# Demasoni stocking



## vekoma (Aug 7, 2007)

I'm upgrading from a 40gallons long to a 84 gallons long (hooray):fun: 

I would like to try again with Demasoni (I had a bad experience with them in my 40g initially). I first had 8 but they quickly killed two, so I traded them for Acei.

My current 40g stocking is:

M Callainos 1:2
L Caeruleus 1:2
Ps Acei 1:2

And I would like to know what mix you would 'upgrade' this to in my new tank (dimensions: 63 wide x 20 deep x 15 tall)

I'm asking as many people as I can since some boost the total to over 30 fish (half of them demasoni) while others call that total madness.

So experienced demasoni keepers out there, help me


----------



## Guest (Aug 7, 2007)

I'm not experienced with Demasoni, but have always heard you should keep them either by themselves, or in large groups, so I suggest getting atleast 10-12 or so for the new tank to hopefully even out the aggression. Again though, I've never kept them.


----------



## emc7 (Jul 23, 2005)

My best tip is to add as many hiding places as you possibly can. PVC pipe of various size, shells, rocks, floating plant, whatever. I have 2 male, 1 female, many fry and some victorian haps. in a 33L (4' x 1'). They are harem spawners, so the more females to each male the better.


----------



## vekoma (Aug 7, 2007)

thanks for the tips, I'm going to add a large group of them I think along with some extra L. Caeruleus.


----------



## Clerk (Nov 22, 2006)

The one thing I can remember about them is they are particularly aggressive. Hope everything goes swimmingly.


----------



## kay-bee (Dec 6, 2006)

I have a demasoni-dominated tank (a good 20+ of them in a 75gal).

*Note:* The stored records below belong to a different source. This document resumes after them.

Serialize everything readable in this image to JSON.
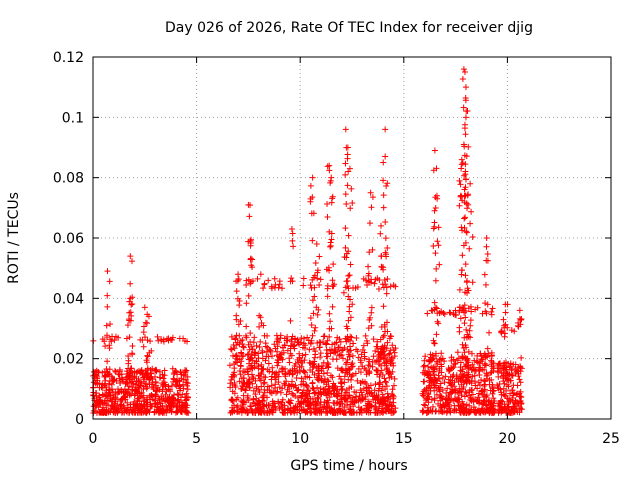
{
  "chart_data": {
    "type": "scatter",
    "title": "Day 026 of 2026, Rate Of TEC Index for receiver djig",
    "xlabel": "GPS time / hours",
    "ylabel": "ROTI / TECUs",
    "xlim": [
      0,
      25
    ],
    "ylim": [
      0,
      0.12
    ],
    "xticks": [
      0,
      5,
      10,
      15,
      20,
      25
    ],
    "xtick_labels": [
      "0",
      "5",
      "10",
      "15",
      "20",
      "25"
    ],
    "yticks": [
      0,
      0.02,
      0.04,
      0.06,
      0.08,
      0.1,
      0.12
    ],
    "ytick_labels": [
      "0",
      "0.02",
      "0.04",
      "0.06",
      "0.08",
      "0.1",
      "0.12"
    ],
    "grid": true,
    "marker": "plus",
    "color": "#ff0000",
    "segments": [
      {
        "x_start": 0.0,
        "x_end": 4.6,
        "y_base_min": 0.002,
        "y_base_max": 0.018
      },
      {
        "x_start": 6.6,
        "x_end": 14.6,
        "y_base_min": 0.002,
        "y_base_max": 0.03
      },
      {
        "x_start": 15.9,
        "x_end": 19.4,
        "y_base_min": 0.002,
        "y_base_max": 0.024
      },
      {
        "x_start": 19.5,
        "x_end": 20.7,
        "y_base_min": 0.002,
        "y_base_max": 0.02
      }
    ],
    "peaks": [
      {
        "x": 0.7,
        "y": 0.049
      },
      {
        "x": 1.8,
        "y": 0.054
      },
      {
        "x": 1.8,
        "y": 0.04
      },
      {
        "x": 2.5,
        "y": 0.037
      },
      {
        "x": 2.7,
        "y": 0.034
      },
      {
        "x": 7.0,
        "y": 0.048
      },
      {
        "x": 7.5,
        "y": 0.071
      },
      {
        "x": 7.6,
        "y": 0.059
      },
      {
        "x": 8.1,
        "y": 0.048
      },
      {
        "x": 9.6,
        "y": 0.063
      },
      {
        "x": 10.6,
        "y": 0.08
      },
      {
        "x": 10.8,
        "y": 0.058
      },
      {
        "x": 11.4,
        "y": 0.084
      },
      {
        "x": 11.5,
        "y": 0.08
      },
      {
        "x": 12.2,
        "y": 0.096
      },
      {
        "x": 12.3,
        "y": 0.09
      },
      {
        "x": 12.4,
        "y": 0.083
      },
      {
        "x": 13.4,
        "y": 0.075
      },
      {
        "x": 13.9,
        "y": 0.064
      },
      {
        "x": 14.1,
        "y": 0.096
      },
      {
        "x": 14.1,
        "y": 0.087
      },
      {
        "x": 16.5,
        "y": 0.089
      },
      {
        "x": 16.6,
        "y": 0.074
      },
      {
        "x": 17.9,
        "y": 0.116
      },
      {
        "x": 18.0,
        "y": 0.11
      },
      {
        "x": 18.0,
        "y": 0.1
      },
      {
        "x": 17.9,
        "y": 0.091
      },
      {
        "x": 17.8,
        "y": 0.086
      },
      {
        "x": 18.2,
        "y": 0.078
      },
      {
        "x": 19.0,
        "y": 0.06
      },
      {
        "x": 19.9,
        "y": 0.038
      },
      {
        "x": 20.6,
        "y": 0.036
      }
    ]
  }
}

As long as you have a well sized group of them (as you are planning to do), they should be fine and very active. The more you have the harder it is for one to 'lock on' to a specific peer for very long before being distracted by another during their near-perpetual pursuits. 

Having half the tank comprised of demasoni is good and they will be compatible with the other species you indicated.


----------